In this paper, in order to enhance the DP capability of a four-screw shallow-drafted ship with large moulded breadth and block coefficient, the thrust vector for the inner-sided propeller-rudder unit in the bollard pull condition is studied by RANS-based CFD method. To account for the blockage effect of the hull on the propellerrudder unit, numerical simulations of hull-propeller-rudder interaction are carried out. To capture accurately the propeller-induced violent free-surface flow in the stern area, an adaptive refined mesh method is adopted. Validation study shows good agreement between the CFD and EFD results in terms of the open-water propeller characteristics, the thrust vector angle, and the free-surface flow in the stern area. Based on the numerical study, a reliable relation between the thrust vector angle and the rudder angle is established.
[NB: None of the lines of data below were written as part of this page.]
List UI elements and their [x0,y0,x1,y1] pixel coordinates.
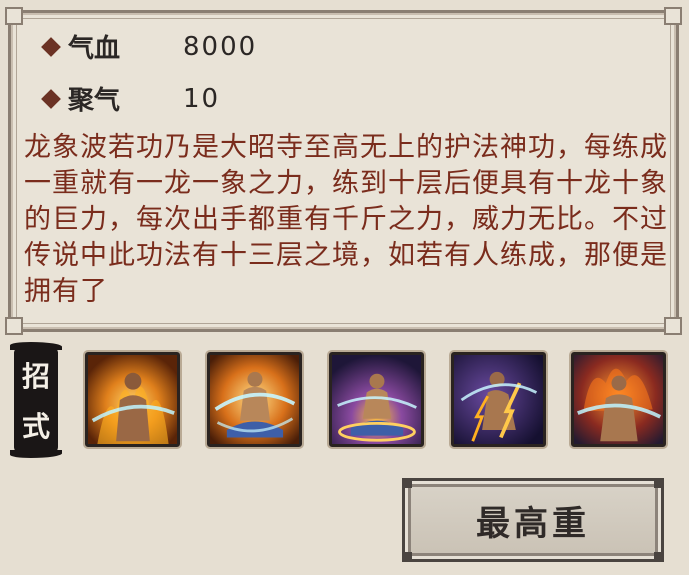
moves-tag-char: 式 [21,410,50,443]
monk-blaze-icon [574,355,663,444]
max-level-button-label: 最高重 [476,503,590,544]
skill-description: 龙象波若功乃是大昭寺至高无上的护法神功，每练成一重就有一龙一象之力，练到十层后便… [24,132,668,307]
stat-label: 气血 [68,34,121,64]
skill-slot-2[interactable] [207,352,302,447]
button-corner [654,552,664,562]
stat-label: 聚气 [68,86,121,116]
panel-corner [5,7,23,25]
skill-slot-1[interactable] [85,352,180,447]
panel-corner [5,317,23,335]
button-corner [654,478,664,488]
button-corner [402,552,412,562]
monk-kneel-lightning-icon [454,355,543,444]
button-corner [402,478,412,488]
diamond-bullet-icon [41,36,61,57]
tag-edge [10,342,62,350]
panel-corner [664,7,682,25]
stat-qi: 聚气 10 [41,80,221,117]
moves-tag-char: 招 [21,360,50,393]
diamond-bullet-icon [41,88,61,109]
moves-tag: 招 式 [10,342,62,458]
skill-slot-5[interactable] [571,352,666,447]
monk-meditate-dark-icon [332,355,421,444]
stat-hp: 气血 8000 [41,28,258,65]
tag-edge [10,450,62,458]
stat-value: 8000 [183,31,258,62]
skill-slot-4[interactable] [451,352,546,447]
monk-meditate-fire-icon [210,355,299,444]
panel-corner [664,317,682,335]
max-level-button[interactable]: 最高重 [402,478,664,562]
skill-slot-3[interactable] [329,352,424,447]
stat-value: 10 [183,83,221,114]
monk-fire-icon [88,355,177,444]
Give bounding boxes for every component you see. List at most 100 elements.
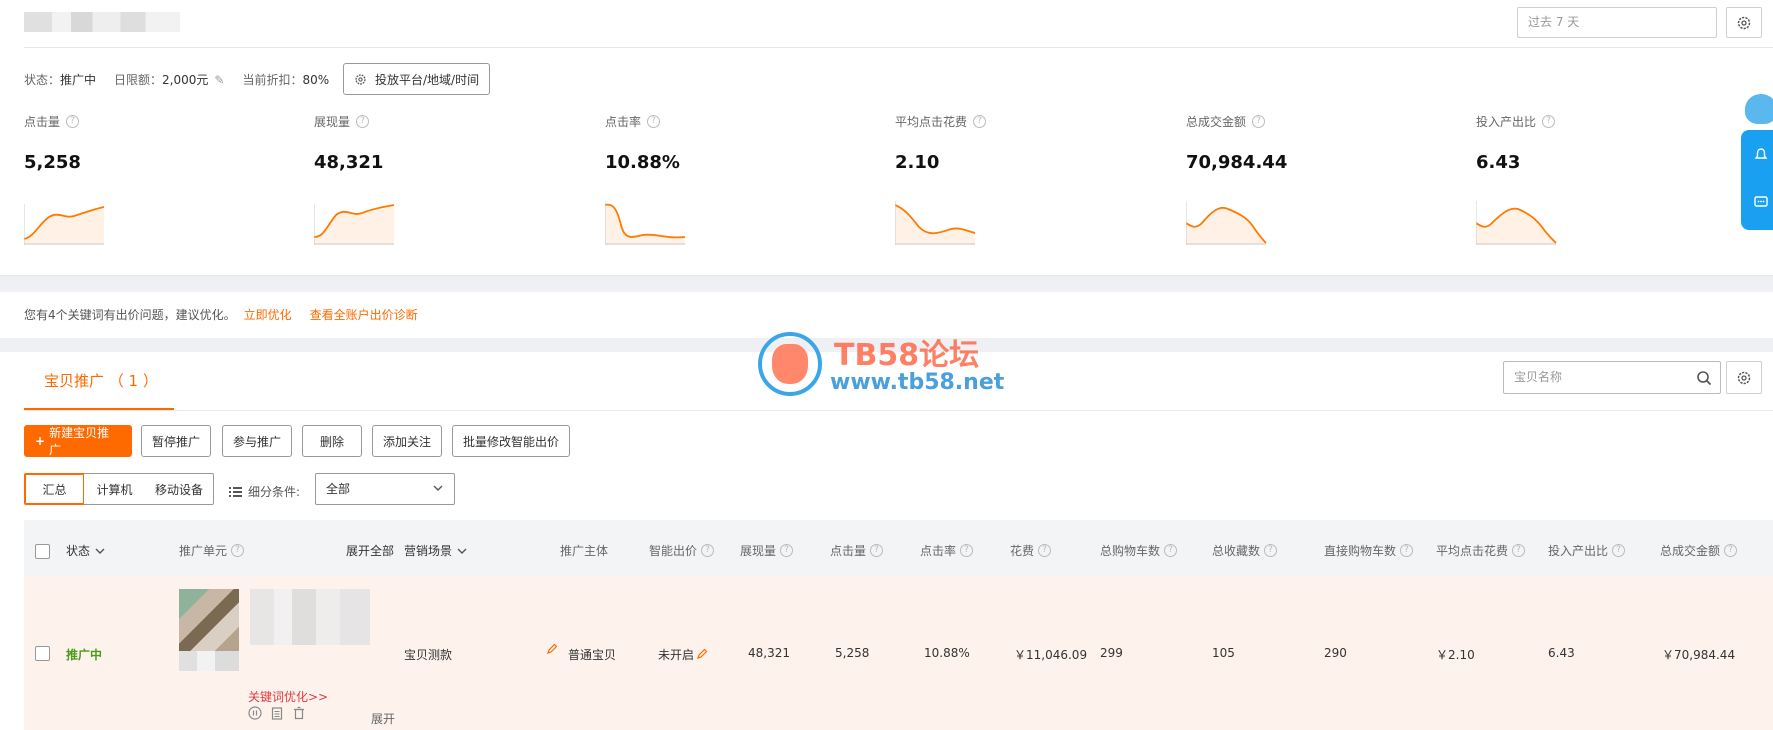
platform-region-time-button[interactable]: 投放平台/地域/时间 bbox=[343, 63, 491, 95]
col-fav-total: 总收藏数? bbox=[1212, 542, 1278, 559]
chat-icon[interactable] bbox=[1753, 194, 1769, 210]
metric-value: 2.10 bbox=[895, 152, 940, 173]
divider bbox=[24, 410, 1773, 411]
search-icon[interactable] bbox=[1696, 370, 1712, 386]
delete-button[interactable]: 删除 bbox=[302, 425, 362, 457]
col-status[interactable]: 状态 bbox=[66, 542, 106, 559]
sparkline bbox=[1186, 201, 1267, 245]
join-promotion-button[interactable]: 参与推广 bbox=[222, 425, 292, 457]
budget-label: 日限额： bbox=[114, 73, 163, 87]
header-label: 总成交金额 bbox=[1660, 544, 1721, 558]
edit-budget-icon[interactable]: ✎ bbox=[214, 73, 224, 87]
tab-item-promotion[interactable]: 宝贝推广 （ 1 ） bbox=[24, 352, 174, 410]
gear-icon bbox=[1737, 16, 1751, 29]
select-value: 全部 bbox=[326, 482, 351, 496]
row-gmv: ￥70,984.44 bbox=[1662, 648, 1736, 662]
optimize-now-link[interactable]: 立即优化 bbox=[244, 308, 292, 322]
item-name-blurred[interactable] bbox=[250, 589, 370, 645]
help-icon[interactable]: ? bbox=[231, 544, 245, 557]
pause-icon[interactable] bbox=[248, 706, 262, 720]
metric-label: 展现量 bbox=[314, 115, 351, 129]
expand-row-link[interactable]: 展开 bbox=[371, 710, 395, 727]
help-icon[interactable]: ? bbox=[1724, 544, 1738, 557]
help-icon[interactable]: ? bbox=[870, 544, 884, 557]
new-item-promotion-button[interactable]: + 新建宝贝推广 bbox=[24, 425, 132, 457]
segment-summary[interactable]: 汇总 bbox=[24, 473, 85, 505]
keyword-optimize-link[interactable]: 关键词优化>> bbox=[248, 688, 328, 705]
bid-tip-bar: 您有4个关键词有出价问题，建议优化。 立即优化 查看全账户出价诊断 bbox=[0, 292, 1773, 338]
table-row: 推广中 关键词优化>> 展开 宝贝测款 普通宝贝 未开启 48,321 5,25… bbox=[24, 576, 1773, 730]
button-label: 新建宝贝推广 bbox=[49, 426, 110, 457]
col-clicks: 点击量? bbox=[830, 542, 884, 559]
pause-promotion-button[interactable]: 暂停推广 bbox=[141, 425, 211, 457]
header-label: 推广单元 bbox=[179, 544, 228, 558]
help-icon[interactable]: ? bbox=[356, 115, 370, 128]
metric-impressions: 展现量? 48,321 bbox=[314, 113, 564, 245]
select-all-checkbox[interactable] bbox=[35, 544, 50, 559]
expand-all-link[interactable]: 展开全部 bbox=[346, 542, 394, 559]
help-icon[interactable]: ? bbox=[960, 544, 974, 557]
help-icon[interactable]: ? bbox=[701, 544, 715, 557]
help-icon[interactable]: ? bbox=[647, 115, 661, 128]
tip-text: 您有4个关键词有出价问题，建议优化。 立即优化 查看全账户出价诊断 bbox=[24, 306, 418, 323]
col-smart-bid: 智能出价? bbox=[649, 542, 715, 559]
header-label: 点击量 bbox=[830, 544, 867, 558]
help-icon[interactable]: ? bbox=[973, 115, 987, 128]
col-ctr: 点击率? bbox=[920, 542, 974, 559]
help-icon[interactable]: ? bbox=[1164, 544, 1178, 557]
date-range-input[interactable]: 过去 7 天 bbox=[1517, 7, 1717, 38]
filter-condition-select[interactable]: 全部 bbox=[315, 473, 455, 505]
col-scene[interactable]: 营销场景 bbox=[404, 542, 468, 559]
col-unit: 推广单元? bbox=[179, 542, 245, 559]
discount-label: 当前折扣： bbox=[242, 73, 303, 87]
help-icon[interactable]: ? bbox=[780, 544, 794, 557]
help-icon[interactable]: ? bbox=[1400, 544, 1414, 557]
row-checkbox[interactable] bbox=[35, 646, 50, 661]
row-scene: 宝贝测款 bbox=[404, 648, 453, 662]
discount-value: 80% bbox=[302, 73, 330, 87]
metric-label: 总成交金额 bbox=[1186, 115, 1247, 129]
header-label: 展现量 bbox=[740, 544, 777, 558]
row-roi: 6.43 bbox=[1548, 646, 1575, 660]
add-follow-button[interactable]: 添加关注 bbox=[372, 425, 442, 457]
clipboard-icon[interactable] bbox=[270, 706, 284, 720]
help-icon[interactable]: ? bbox=[1264, 544, 1278, 557]
status-row: 状态：推广中 日限额：2,000元 ✎ 当前折扣：80% bbox=[24, 71, 329, 88]
item-name-search-input[interactable]: 宝贝名称 bbox=[1503, 361, 1721, 394]
table-settings-button[interactable] bbox=[1726, 361, 1762, 394]
metric-value: 6.43 bbox=[1476, 152, 1521, 173]
segment-mobile[interactable]: 移动设备 bbox=[145, 473, 214, 505]
row-avg-cpc: ￥2.10 bbox=[1436, 648, 1475, 662]
segment-computer[interactable]: 计算机 bbox=[84, 473, 146, 505]
help-icon[interactable]: ? bbox=[1252, 115, 1266, 128]
sparkline bbox=[314, 204, 395, 245]
help-icon[interactable]: ? bbox=[66, 115, 80, 128]
bell-icon[interactable] bbox=[1753, 146, 1769, 162]
help-icon[interactable]: ? bbox=[1512, 544, 1526, 557]
batch-smart-bid-button[interactable]: 批量修改智能出价 bbox=[452, 425, 570, 457]
item-thumbnail[interactable] bbox=[179, 589, 239, 651]
help-icon[interactable]: ? bbox=[1612, 544, 1626, 557]
chevron-down-icon bbox=[95, 548, 105, 554]
tip-message: 您有4个关键词有出价问题，建议优化。 bbox=[24, 308, 236, 322]
settings-button[interactable] bbox=[1726, 7, 1762, 38]
row-cost: ￥11,046.09 bbox=[1014, 648, 1088, 662]
mascot-icon[interactable] bbox=[1745, 94, 1773, 124]
divider bbox=[24, 47, 1773, 48]
header-label: 推广主体 bbox=[560, 544, 609, 558]
metric-value: 48,321 bbox=[314, 152, 384, 173]
account-bid-diagnosis-link[interactable]: 查看全账户出价诊断 bbox=[310, 308, 418, 322]
help-icon[interactable]: ? bbox=[1038, 544, 1052, 557]
edit-pencil-icon[interactable] bbox=[696, 648, 708, 660]
row-smart-bid: 未开启 bbox=[658, 646, 708, 663]
trash-icon[interactable] bbox=[292, 706, 306, 720]
list-icon bbox=[229, 487, 242, 497]
smart-bid-value: 未开启 bbox=[658, 648, 695, 662]
gear-icon bbox=[1737, 371, 1751, 384]
metric-label: 投入产出比 bbox=[1476, 115, 1537, 129]
help-icon[interactable]: ? bbox=[1542, 115, 1556, 128]
metric-value: 5,258 bbox=[24, 152, 81, 173]
header-label: 营销场景 bbox=[404, 544, 453, 558]
row-impressions: 48,321 bbox=[748, 646, 790, 660]
edit-pencil-icon[interactable] bbox=[546, 643, 558, 655]
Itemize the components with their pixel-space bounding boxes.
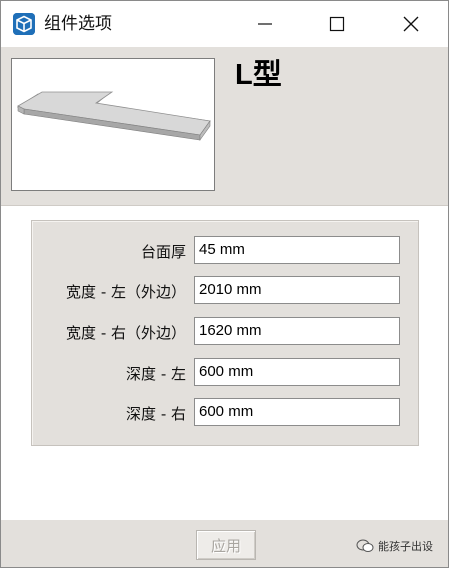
thickness-input[interactable] (194, 236, 400, 264)
l-shaped-countertop-preview (16, 91, 211, 141)
window-title: 组件选项 (44, 14, 112, 34)
width-right-input[interactable] (194, 317, 400, 345)
component-options-window: 组件选项 L型 台面厚 45 mm 宽度 - 左（外边） 2010 mm 宽度 … (0, 0, 449, 568)
title-bar[interactable]: 组件选项 (1, 1, 448, 47)
form-row-depth-right: 深度 - 右 (32, 397, 418, 431)
minimize-icon (258, 23, 272, 25)
form-row-depth-left: 深度 - 左 (32, 357, 418, 391)
component-header: L型 (1, 47, 448, 206)
field-label: 宽度 - 右（外边） (66, 324, 186, 342)
component-name: L型 (235, 59, 282, 91)
apply-button[interactable]: 应用 (196, 530, 256, 560)
component-preview (11, 58, 215, 191)
width-left-input[interactable] (194, 276, 400, 304)
form-row-width-left: 宽度 - 左（外边） (32, 275, 418, 309)
watermark: 能孩子出设 (356, 538, 433, 554)
depth-right-input[interactable] (194, 398, 400, 426)
wechat-icon (356, 539, 374, 552)
close-icon (403, 16, 419, 32)
form-row-thickness: 台面厚 (32, 235, 418, 269)
close-button[interactable] (383, 1, 439, 47)
form-row-width-right: 宽度 - 右（外边） (32, 316, 418, 350)
field-label: 深度 - 左 (126, 365, 186, 383)
depth-left-input[interactable] (194, 358, 400, 386)
field-label: 深度 - 右 (126, 405, 186, 423)
minimize-button[interactable] (237, 1, 293, 47)
sketchup-icon (13, 13, 35, 35)
footer-bar: 应用 能孩子出设 (1, 520, 448, 567)
options-form: 台面厚 宽度 - 左（外边） 宽度 - 右（外边） 深度 - 左 深度 - 右 (31, 220, 419, 446)
maximize-icon (329, 16, 345, 32)
field-label: 台面厚 (140, 243, 186, 261)
watermark-text: 能孩子出设 (378, 540, 433, 553)
field-label: 宽度 - 左（外边） (66, 283, 186, 301)
maximize-button[interactable] (309, 1, 365, 47)
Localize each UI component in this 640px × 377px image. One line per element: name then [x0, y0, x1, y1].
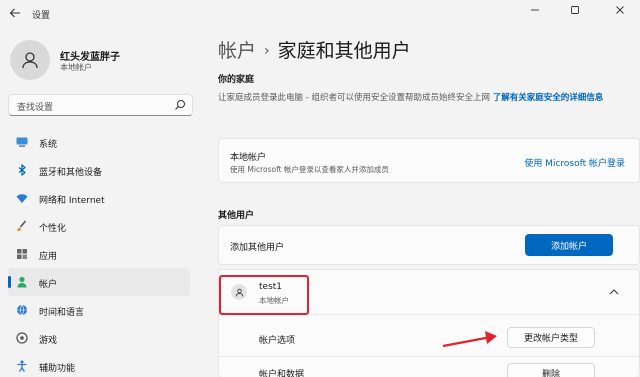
accessibility-icon [17, 360, 27, 372]
apps-icon [17, 249, 27, 259]
search-input[interactable]: 查找设置 [8, 94, 193, 116]
title-bar: 设置 [0, 0, 640, 28]
sidebar-item-gaming[interactable]: 游戏 [8, 324, 190, 352]
monitor-icon [16, 137, 28, 147]
sidebar-item-personalization[interactable]: 个性化 [8, 212, 190, 240]
gamepad-icon [16, 332, 28, 344]
person-icon [22, 52, 38, 69]
local-account-title: 本地帐户 [230, 153, 267, 163]
microsoft-signin-link[interactable]: 使用 Microsoft 帐户登录 [524, 156, 625, 169]
local-account-desc: 使用 Microsoft 帐户登录以查看家人并添加成员 [230, 165, 389, 174]
search-placeholder: 查找设置 [17, 103, 54, 113]
account-data-label: 帐户和数据 [259, 370, 305, 377]
chevron-up-icon[interactable] [609, 288, 619, 295]
avatar [10, 40, 50, 80]
globe-clock-icon [17, 304, 27, 316]
user-name: 红头发蓝胖子 [60, 52, 120, 63]
annotation-arrow [442, 331, 497, 348]
sidebar-item-bluetooth[interactable]: 蓝牙和其他设备 [8, 156, 190, 184]
sidebar-item-label: 系统 [39, 140, 58, 150]
sidebar-item-system[interactable]: 系统 [8, 128, 190, 156]
add-user-card: 添加其他用户 添加帐户 [218, 225, 640, 265]
brush-icon [17, 220, 27, 232]
search-icon [175, 100, 185, 110]
close-icon [616, 6, 624, 14]
sidebar-item-label: 应用 [39, 252, 58, 262]
back-arrow-icon[interactable] [9, 7, 21, 19]
family-safety-link[interactable]: 了解有关家庭安全的详细信息 [493, 93, 604, 103]
breadcrumb: 帐户 › 家庭和其他用户 [218, 36, 411, 63]
other-users-heading: 其他用户 [218, 211, 255, 221]
change-account-type-button[interactable]: 更改帐户类型 [507, 327, 595, 348]
add-other-user-label: 添加其他用户 [230, 243, 285, 253]
active-indicator [8, 276, 11, 288]
family-description-text: 让家庭成员登录此电脑 - 组织者可以使用安全设置帮助成员始终安全上网 [218, 93, 490, 103]
page-title: 家庭和其他用户 [277, 40, 411, 62]
breadcrumb-separator: › [264, 43, 270, 59]
sidebar-item-label: 时间和语言 [39, 308, 85, 318]
sidebar-item-accounts[interactable]: 帐户 [8, 268, 190, 296]
account-options-label: 帐户选项 [259, 336, 296, 346]
user-account-type: 本地帐户 [60, 63, 92, 72]
family-heading: 你的家庭 [218, 75, 255, 85]
sidebar-item-label: 帐户 [39, 280, 58, 290]
sidebar-item-network[interactable]: 网络和 Internet [8, 184, 190, 212]
divider [219, 356, 639, 357]
local-account-card: 本地帐户 使用 Microsoft 帐户登录以查看家人并添加成员 使用 Micr… [218, 138, 640, 183]
bluetooth-icon [18, 164, 26, 176]
maximize-button[interactable] [555, 0, 595, 20]
sidebar-item-label: 个性化 [39, 224, 67, 234]
sidebar-item-label: 游戏 [39, 336, 58, 346]
sidebar-item-accessibility[interactable]: 辅助功能 [8, 352, 190, 377]
sidebar-item-label: 蓝牙和其他设备 [39, 168, 103, 178]
sidebar-item-apps[interactable]: 应用 [8, 240, 190, 268]
main-content: 帐户 › 家庭和其他用户 你的家庭 让家庭成员登录此电脑 - 组织者可以使用安全设置… [205, 28, 640, 377]
sidebar-item-label: 网络和 Internet [39, 196, 105, 206]
sidebar: 红头发蓝胖子 本地帐户 查找设置 系统 蓝牙和其他设备 网络和 Internet [0, 28, 205, 377]
breadcrumb-parent[interactable]: 帐户 [218, 40, 256, 62]
minimize-icon [531, 9, 539, 11]
sidebar-item-time-language[interactable]: 时间和语言 [8, 296, 190, 324]
person-icon [17, 276, 27, 288]
maximize-icon [571, 6, 579, 14]
remove-account-button[interactable]: 删除 [507, 363, 595, 377]
wifi-icon [16, 194, 28, 203]
sidebar-nav: 系统 蓝牙和其他设备 网络和 Internet 个性化 应用 帐户 时间和语言 … [8, 128, 190, 377]
close-button[interactable] [600, 0, 640, 20]
family-description: 让家庭成员登录此电脑 - 组织者可以使用安全设置帮助成员始终安全上网 了解有关家… [218, 91, 638, 105]
add-account-button[interactable]: 添加帐户 [525, 234, 613, 256]
annotation-highlight-box [219, 275, 309, 315]
sidebar-item-label: 辅助功能 [39, 364, 76, 374]
window-title: 设置 [32, 11, 51, 21]
minimize-button[interactable] [515, 0, 555, 20]
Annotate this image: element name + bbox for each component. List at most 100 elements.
Detailed investigations into the thrust vector angle, the hull-propeller-rudder interaction, the propeller and rudder hydrodynamic forces, and the propeller-induced free-surface flow show that as long as the requirement of the theoretical critical Reynolds number is met, the thrust vector characteristics are almost unaffected by the propeller shaft speed. Thus, the thrust vector angle obtained by the CFD method at model scale can be used for full-scale ship without further corrections.